We would like to remind you that you have the following rights under Article 11 of the Law:

  • To learn whether your personal data have been processed or not,
  • To demand for information as to if your personal data have been processed,
  • To learn the purpose of the processing of your personal data and whether these personal data are used in compliance with the purpose,
  • To know the third parties to whom your personal data have been transferred within the country or abroad,
  • To request the rectification of your personal data in case of incomplete or inaccurate processing and to request reporting of the transaction carried out within this scope to third parties to whom your personal data have been transferred, 
  • To request deletion or destruction of personal data in case the reasons necessitating their processing cease to exist, although personal data have been processed in accordance with the provisions of Law and relevant other law, and to request notification of the transactions made within this context to third parties to whom your personal data have been transferred,
  • To object to any adverse consequences arising as a result of being analyzed exclusively by automatic systems,
  • To claim compensation in case of damage due to unlawful processing. 

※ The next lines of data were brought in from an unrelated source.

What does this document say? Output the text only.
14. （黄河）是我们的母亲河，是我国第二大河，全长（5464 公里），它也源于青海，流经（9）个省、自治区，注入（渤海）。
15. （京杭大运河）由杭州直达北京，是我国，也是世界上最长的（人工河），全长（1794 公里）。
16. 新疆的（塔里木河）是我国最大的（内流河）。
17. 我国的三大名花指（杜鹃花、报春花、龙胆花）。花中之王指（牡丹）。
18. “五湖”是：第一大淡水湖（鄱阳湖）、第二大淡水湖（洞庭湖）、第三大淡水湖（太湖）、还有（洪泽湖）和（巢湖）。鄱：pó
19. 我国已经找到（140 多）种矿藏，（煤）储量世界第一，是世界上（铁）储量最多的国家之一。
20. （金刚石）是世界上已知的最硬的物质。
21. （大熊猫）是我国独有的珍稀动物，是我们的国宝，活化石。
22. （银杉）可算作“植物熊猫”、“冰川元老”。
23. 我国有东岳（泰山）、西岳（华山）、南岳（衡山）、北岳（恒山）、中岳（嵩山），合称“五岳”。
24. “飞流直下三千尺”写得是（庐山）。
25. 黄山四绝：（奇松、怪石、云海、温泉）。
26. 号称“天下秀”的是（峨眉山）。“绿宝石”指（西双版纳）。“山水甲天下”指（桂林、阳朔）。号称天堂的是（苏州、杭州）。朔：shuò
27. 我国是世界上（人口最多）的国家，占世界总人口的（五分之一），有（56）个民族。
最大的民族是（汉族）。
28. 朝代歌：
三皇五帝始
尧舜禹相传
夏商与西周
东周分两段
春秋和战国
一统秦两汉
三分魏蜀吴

On the other hand, you may always update your personal data in person through your specially defined membership account.

  1. Right of Petition of Personal Data Subject

If you request to exercise your rights, you may apply in writing, by sending an e-mail to dataprivacy@hotelrunner.com with the subject title “Information Request Regarding the Law on Personal Data Protection”, or by other methods specified by the Personal Data Protection Board.

Your application should include your name and surname, your signature if your application is in writing, your Turkish ID number if you are a citizen of the Republic of Türkiye, your nationality and passport number if you are a foreigner, your place of residence for notification, your e-mail address or telephone number for notification, and the subject of your request. 

Depending on its nature, your request shall be finalized as soon as possible and within 30 (thirty) days at the latest. We would like to point out that we reserve the right to refuse and to charge you for your right to information regarding requests that are unreasonably repetitive, require a disproportionate level of technical effort, jeopardize the privacy of others, or are otherwise excessively difficult.